Dela via


Read Databricks tables from Iceberg clients

Use the Iceberg REST catalog to read Unity Catalog-registered tables on Azure Databricks from supported Iceberg clients, including Apache Spark, Apache Flink, Trino, and Snowflake.

Read using the Unity Catalog Iceberg catalog endpoint

Unity Catalog provides a read-only implementation of the Iceberg REST catalog API for tables with Iceberg reads enabled.

Configure access using the endpoint /api/2.1/unity-catalog/iceberg. See the Iceberg REST API spec for details on using this REST API.

Note

Azure Databricks has introduced credential vending for some Iceberg reader clients. Databricks recommends using credential vending to control access to cloud storage locations for supported systems. See Unity Catalog credential vending for external system access.

If credential vending is unsupported for your client, you must configure access from the client to the cloud storage location containing the files and metadata for the Delta table with Iceberg reads (UniForm) enabled. Refer to documentation for your Iceberg reader client for configuration details.

Requirements

Azure Databricks supports Iceberg REST catalog access to tables as part of Unity Catalog. You must have Unity Catalog enabled in your workspace to use these endpoints. The following table types are eligible for Iceberg REST catalog reads:

  • Unity Catalog managed tables with Iceberg reads (UniForm) enabled.
  • Unity Catalog external tables stored with Delta Lake with Iceberg reads (UniForm) enabled.

See Read Delta tables with Iceberg clients.

You must complete the following configuration steps to configure access to read Databricks tables from Iceberg clients using the Iceberg REST catalog:

Read Iceberg tables with Apache Spark

The following is an example of the settings to configure Apache Spark to read Azure Databricks tables as Iceberg:

"spark.sql.extensions": "org.apache.iceberg.spark.extensions.IcebergSparkSessionExtensions",

# Configuration for accessing Uniform tables in Unity Catalog
"spark.sql.catalog.<spark-catalog-name>": "org.apache.iceberg.spark.SparkCatalog",
"spark.sql.catalog.<spark-catalog-name>.type": "rest",
"spark.sql.catalog.<spark-catalog-name>.uri": "<workspace-url>/api/2.1/unity-catalog/iceberg",
"spark.sql.catalog.<spark-catalog-name>.token":"<token>",
"spark.sql.catalog.<spark-catalog-name>.warehouse":"<uc-catalog-name>"

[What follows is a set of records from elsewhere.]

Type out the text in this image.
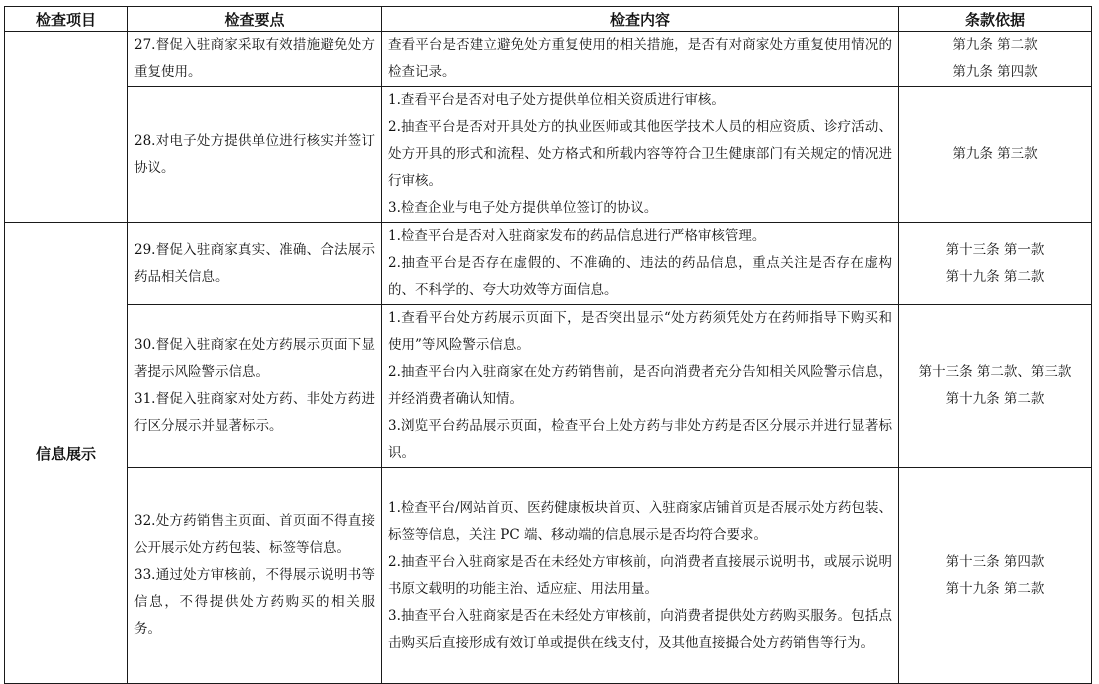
检查项目	检查要点	检查内容	条款依据

	27.督促入驻商家采取有效措施避免处方重复使用。	查看平台是否建立避免处方重复使用的相关措施，是否有对商家处方重复使用情况的检查记录。	第九条 第二款
第九条 第四款

	28.对电子处方提供单位进行核实并签订协议。	1.查看平台是否对电子处方提供单位相关资质进行审核。
2.抽查平台是否对开具处方的执业医师或其他医学技术人员的相应资质、诊疗活动、处方开具的形式和流程、处方格式和所载内容等符合卫生健康部门有关规定的情况进行审核。
3.检查企业与电子处方提供单位签订的协议。	第九条 第三款

信息展示	29.督促入驻商家真实、准确、合法展示药品相关信息。	1.检查平台是否对入驻商家发布的药品信息进行严格审核管理。
2.抽查平台是否存在虚假的、不准确的、违法的药品信息，重点关注是否存在虚构的、不科学的、夸大功效等方面信息。	第十三条 第一款
第十九条 第二款

	30.督促入驻商家在处方药展示页面下显著提示风险警示信息。
31.督促入驻商家对处方药、非处方药进行区分展示并显著标示。	1.查看平台处方药展示页面下，是否突出显示“处方药须凭处方在药师指导下购买和使用”等风险警示信息。
2.抽查平台内入驻商家在处方药销售前，是否向消费者充分告知相关风险警示信息，并经消费者确认知情。
3.浏览平台药品展示页面，检查平台上处方药与非处方药是否区分展示并进行显著标识。	第十三条 第二款、第三款
第十九条 第二款

	32.处方药销售主页面、首页面不得直接公开展示处方药包装、标签等信息。
33.通过处方审核前，不得展示说明书等信息，不得提供处方药购买的相关服务。	1.检查平台/网站首页、医药健康板块首页、入驻商家店铺首页是否展示处方药包装、标签等信息，关注 PC 端、移动端的信息展示是否均符合要求。
2.抽查平台入驻商家是否在未经处方审核前，向消费者直接展示说明书，或展示说明书原文载明的功能主治、适应症、用法用量。
3.抽查平台入驻商家是否在未经处方审核前，向消费者提供处方药购买服务。包括点击购买后直接形成有效订单或提供在线支付，及其他直接撮合处方药销售等行为。	第十三条 第四款
第十九条 第二款
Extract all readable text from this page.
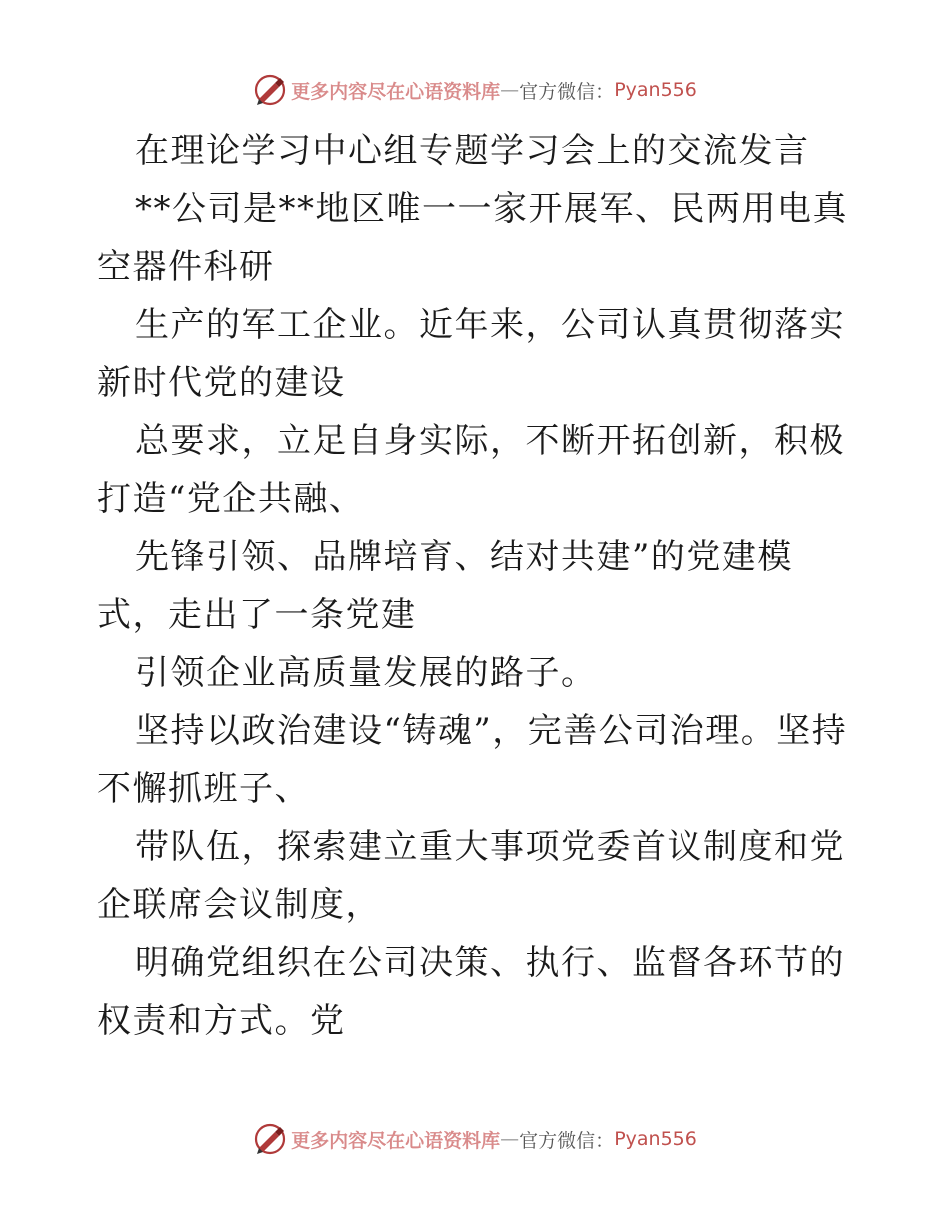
更多内容尽在心语资料库 — 官方微信： Pyan556

在理论学习中心组专题学习会上的交流发言

**公司是**地区唯一一家开展军、民两用电真空器件科研

生产的军工企业。近年来，公司认真贯彻落实新时代党的建设

总要求，立足自身实际，不断开拓创新，积极打造“党企共融、

先锋引领、品牌培育、结对共建”的党建模式，走出了一条党建

引领企业高质量发展的路子。

坚持以政治建设“铸魂”，完善公司治理。坚持不懈抓班子、

带队伍，探索建立重大事项党委首议制度和党企联席会议制度，

明确党组织在公司决策、执行、监督各环节的权责和方式。党

更多内容尽在心语资料库 — 官方微信： Pyan556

Substitute the following variables:

  • <uc-catalog-name>: The name of the catalog in Unity Catalog that contains your tables.
  • <spark-catalog-name>: The name you want to assign the catalog in your Spark session.
  • <workspace-url>: URL of the Azure Databricks workspace.
  • <token>: PAT token for the principal configuring the integration.

With these configurations, you can query Azure Databricks tables as Iceberg in Apache Spark using the identifier <catalog-name>.<schema-name>.<table-name>. To access tables across multiple catalogs, you must configure each catalog separately.

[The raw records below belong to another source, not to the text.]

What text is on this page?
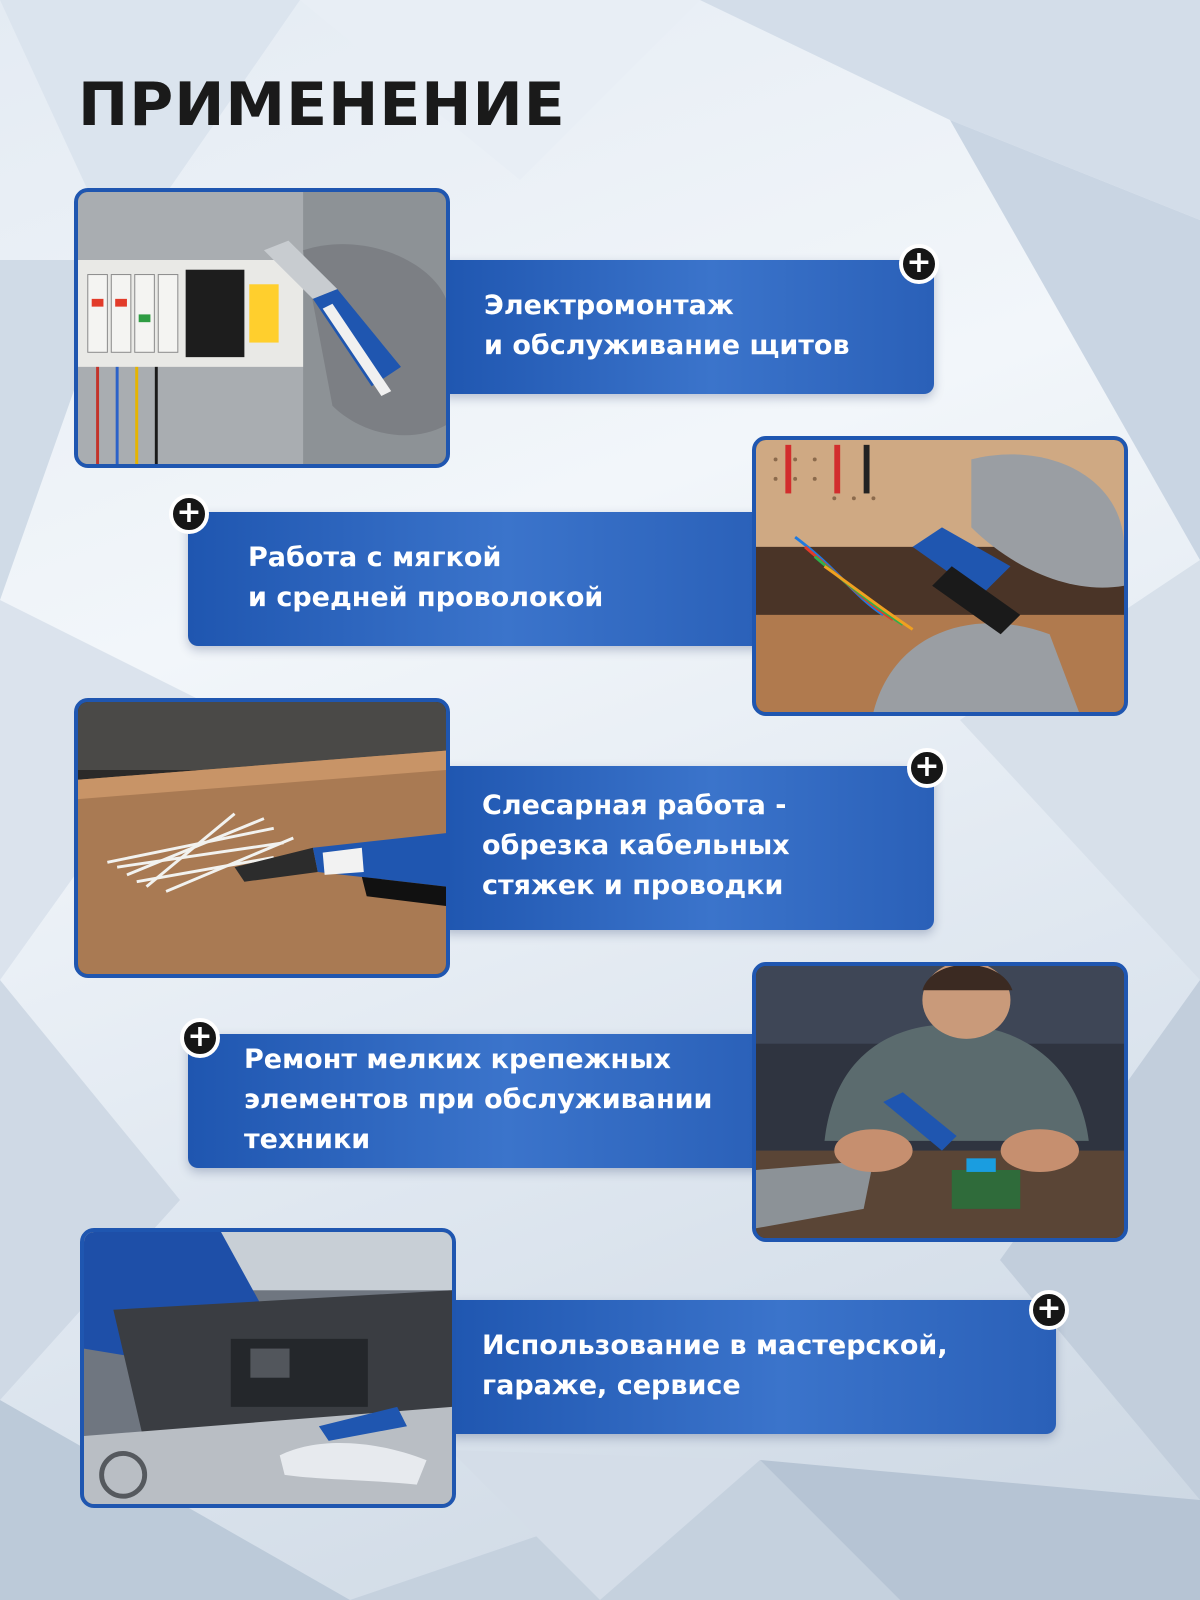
ПРИМЕНЕНИЕ
Электромонтаж
и обслуживание щитов
+
Работа с мягкой
и средней проволокой
+
Слесарная работа -
обрезка кабельных
стяжек и проводки
+
Ремонт мелких крепежных
элементов при обслуживании
техники
+
Использование в мастерской,
гараже, сервисе
+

When you query tables in Unity Catalog using Spark configurations, keep the following in mind:

  • You need "spark.sql.extensions": "org.apache.iceberg.spark.extensions.IcebergSparkSessionExtensions" only if you are running Iceberg-specific stored procedures.

  • Azure Databricks uses cloud object storage for all tables. You must add the cloud-specific Iceberg bundle JAR as a Spark package:

    • AWS: org.apache.iceberg:iceberg-aws-bundle:<iceberg-version>
    • Azure: org.apache.iceberg:iceberg-azure-bundle:<iceberg-version>
    • GCP: org.apache.iceberg:iceberg-gcp-bundle:<iceberg-version>

    For details, see the documentation for the Iceberg AWS integration for Spark.

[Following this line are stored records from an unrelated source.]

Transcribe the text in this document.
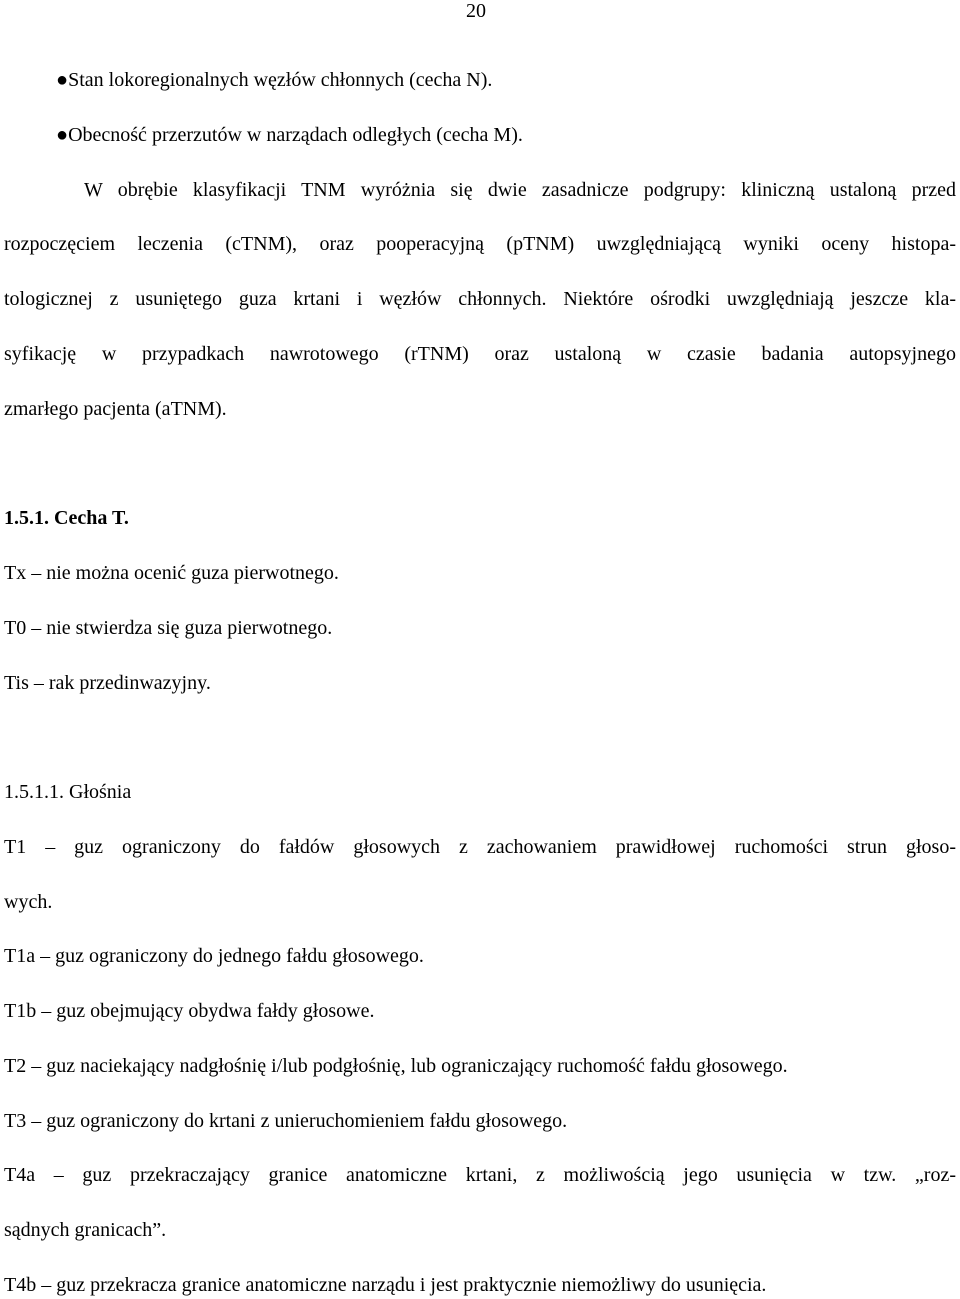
20
●Stan lokoregionalnych węzłów chłonnych (cecha N).
●Obecność przerzutów w narządach odległych (cecha M).
W obrębie klasyfikacji TNM wyróżnia się dwie zasadnicze podgrupy: kliniczną ustaloną przed
rozpoczęciem leczenia (cTNM), oraz pooperacyjną (pTNM) uwzględniającą wyniki oceny histopa-
tologicznej z usuniętego guza krtani i węzłów chłonnych. Niektóre ośrodki uwzględniają jeszcze kla-
syfikację w przypadkach nawrotowego (rTNM) oraz ustaloną w czasie badania autopsyjnego
zmarłego pacjenta (aTNM).
1.5.1. Cecha T.
Tx – nie można ocenić guza pierwotnego.
T0 – nie stwierdza się guza pierwotnego.
Tis – rak przedinwazyjny.
1.5.1.1. Głośnia
T1 – guz ograniczony do fałdów głosowych z zachowaniem prawidłowej ruchomości strun głoso-
wych.
T1a – guz ograniczony do jednego fałdu głosowego.
T1b – guz obejmujący obydwa fałdy głosowe.
T2 – guz naciekający nadgłośnię i/lub podgłośnię, lub ograniczający ruchomość fałdu głosowego.
T3 – guz ograniczony do krtani z unieruchomieniem fałdu głosowego.
T4a – guz przekraczający granice anatomiczne krtani, z możliwością jego usunięcia w tzw. „roz-
sądnych granicach”.
T4b – guz przekracza granice anatomiczne narządu i jest praktycznie niemożliwy do usunięcia.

Read Databricks tables with Snowflake

The following is an example of the recommended configuration settings to allow Snowflake to read Azure Databricks tables as Iceberg:

CREATE OR REPLACE CATALOG INTEGRATION <catalog-integration-name>
  CATALOG_SOURCE = ICEBERG_REST
  TABLE_FORMAT = ICEBERG
  CATALOG_NAMESPACE = '<uc-schema-name>'
  REST_CONFIG = (
    CATALOG_URI = '<workspace-url>/api/2.1/unity-catalog/iceberg',
    WAREHOUSE = '<uc-catalog-name>'
  )
  REST_AUTHENTICATION = (
    TYPE = BEARER
    BEARER_TOKEN = '<token>'
  )
  ENABLED = TRUE;

Replace the following variables:

  • <catalog-integration-name>: The name you want to assign the catalog registered to Snowflake.
  • <uc-schema-name>: The name of the schema in Unity Catalog you need to access.
  • <uc-catalog-name>: The name of the catalog in Unity Catalog you need to access.
  • <workspace-url>: URL of the Azure Databricks workspace.
  • <token>: PAT token for the principal configuring the integration.

REST API curl example

You can also use a REST API call like the one in this curl example to load a table:

curl -X GET -H "Authentication: Bearer $OAUTH_TOKEN" -H "Accept: application/json" \
https://<workspace-instance>/api/2.1/unity-catalog/iceberg/v1/catalogs/<uc_catalog_name>/namespaces/<uc_schema_name>/tables/<uc_table_name>

You should then receive a response like this:

{
  "metadata-location": "abfss://my-container@my-storage-account.dfs.core.windows.net/path/to/iceberg/table/metadata/file",
  "metadata": <iceberg-table-metadata-json>,
  "config": {
    "expires-at-ms": "<epoch-ts-in-millis>",
    "adls.sas-token.<storage-account-name>.dfs.core.windows.net": "<temporary-sas-token>"
  }
}

Note

The expires-at-ms field in the response indicates the expiration time of the credentials and has a default expiry time of one hour. For better performance, have the client cache the credentials until the expiration time before requesting a new one.